Friday, December 11, 2009

Know the Value of Your Business!

For many owners of closely-held businesses, their business is by far their most valuable asset. Given that both the federal and New York State estate tax seem destined to be with us for the foreseeable future, it is imperative that owners of valuable business interests carefully consider the potential impact of estate taxes on the survival of their business to the next generation.

Business interests – typically in the form of closely-held stock or limited liability company interests – are inherently illiquid. But when a business owner dies, the fair market value of such business interests will be included as an asset of the owner’s estate, notwithstanding such illiquidity. To satisfy the IRS and New York State that the business is valued accurately, the value of the business interest should be determined by an independent business appraiser. If the value of the business interests combined with the business owner’s other assets exceeds the estate tax exemption amounts – presently $3.5 million under federal law, $1 million for New York State – then property in excess of those amounts that pass to someone other than a spouse will be subject to estate tax. If the estate does not have liquid assets to pay the tax, then the heirs could be in a real bind. Estate tax payments are payable – in cash – within nine months after death. If not timely paid, significant penalties and interest will accrue.

Take the following example: In 1967, Louie Lucky started a medical supply business – Lucky Louie’s Medical Supply, Inc. (the “Corporation”). Over the years Louie’s business grew into a regional powerhouse. Like many owners of closely-held businesses, Louie poured most of his profits back into his business. When Louie turned 65, his business attorney and CPA advised Louie that he needed to do some serious estate planning. Louie brushed them off and found an excuse to change the subject.

Louie had married his high school sweetheart, Mary, in 1965. When Louie began the Corporation, his attorney issued stock certificates in Louie’s name only.

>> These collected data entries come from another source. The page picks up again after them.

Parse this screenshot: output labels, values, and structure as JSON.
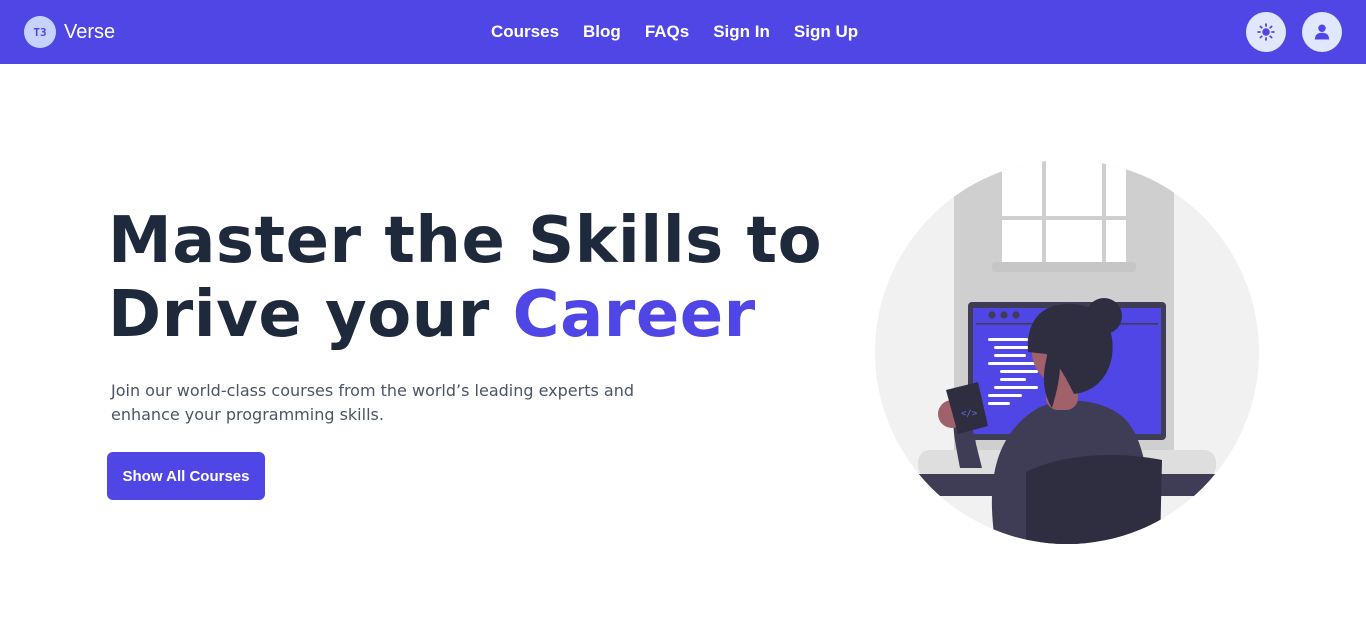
{
  "brand": {
    "logo_text": "T3",
    "name": "Verse"
  },
  "nav": {
    "links": [
      {
        "label": "Courses"
      },
      {
        "label": "Blog"
      },
      {
        "label": "FAQs"
      },
      {
        "label": "Sign In"
      },
      {
        "label": "Sign Up"
      }
    ],
    "theme_icon": "sun-icon",
    "user_icon": "user-icon"
  },
  "hero": {
    "title_line1": "Master the Skills to",
    "title_line2_prefix": "Drive your ",
    "title_line2_accent": "Career",
    "subtitle": "Join our world-class courses from the world’s leading experts and enhance your programming skills.",
    "cta_label": "Show All Courses",
    "illustration_icon": "developer-at-computer-illustration"
  },
  "colors": {
    "primary": "#4f46e5",
    "heading": "#1e293b",
    "body_text": "#4b5563",
    "icon_button_bg": "#e0e7ff"
  }
}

Louie and Mary had three children, Robert, Michael and Nancy. Of the three children, only Robert worked in the business, starting as a salesman and eventually moving into a management role.

In 2005, Mary died suddenly of a stroke. Louie began taking a less active role in the business, with Robert assuming day-to-management of the company. Louie, however, retained all the stock in the Corporation. Despite Robert’s frequent nagging, Louie never got around to working out a business succession plan.

Louie died of a heart attack in 2009. His assets include a home in Orange County worth $500,000; a brokerage account with $500,000 in stocks and bonds; bank CD’s worth $300,000; and his stock in the Corporation. Louie’s will, which he signed in 1990, provided that if Mary predeceased him, all of his assets were to pass among his three children in equal shares. In his will Louie named Mary as the primary executor, with Robert and Michael to serve as successor co-executors.

The attorney retained to help administer Louie’s estate advised Robert and Michael that they needed an appraisal of Louie’s stock in the Corporation to determine the amount of estate taxes to be paid. The appraiser came back with stunning news: Louie’s 100% interest in the Corporation was worth $8 million. Combined with his other assets, Louie’s taxable estate was worth $9.3 million.

Since Mary had predeceased Louie, there was no opportunity to take advantage of any portion of the “unlimited marital deduction.” Accordingly, the full value of Louie’s estate was subject to estate tax. Michael, Robert and Nancy were astonished to learn that the combined federal and New York State estate tax on a $9.3 million estate for a decedent dying in 2009 is $3,633,260.
Since Louie had only $800,000 in liquid assets at the time of his death, the children faced a liquidity shortfall of approximately $2.8 million needed to cover the estate tax. Even if they could find a buyer for the Corporation after Louie’s death, they would almost surely have to sell it at a “fire sale” price in order to timely pay the tax within the nine months of Louie’s death, and Robert’s dream of continuing his father’s legacy would be shattered.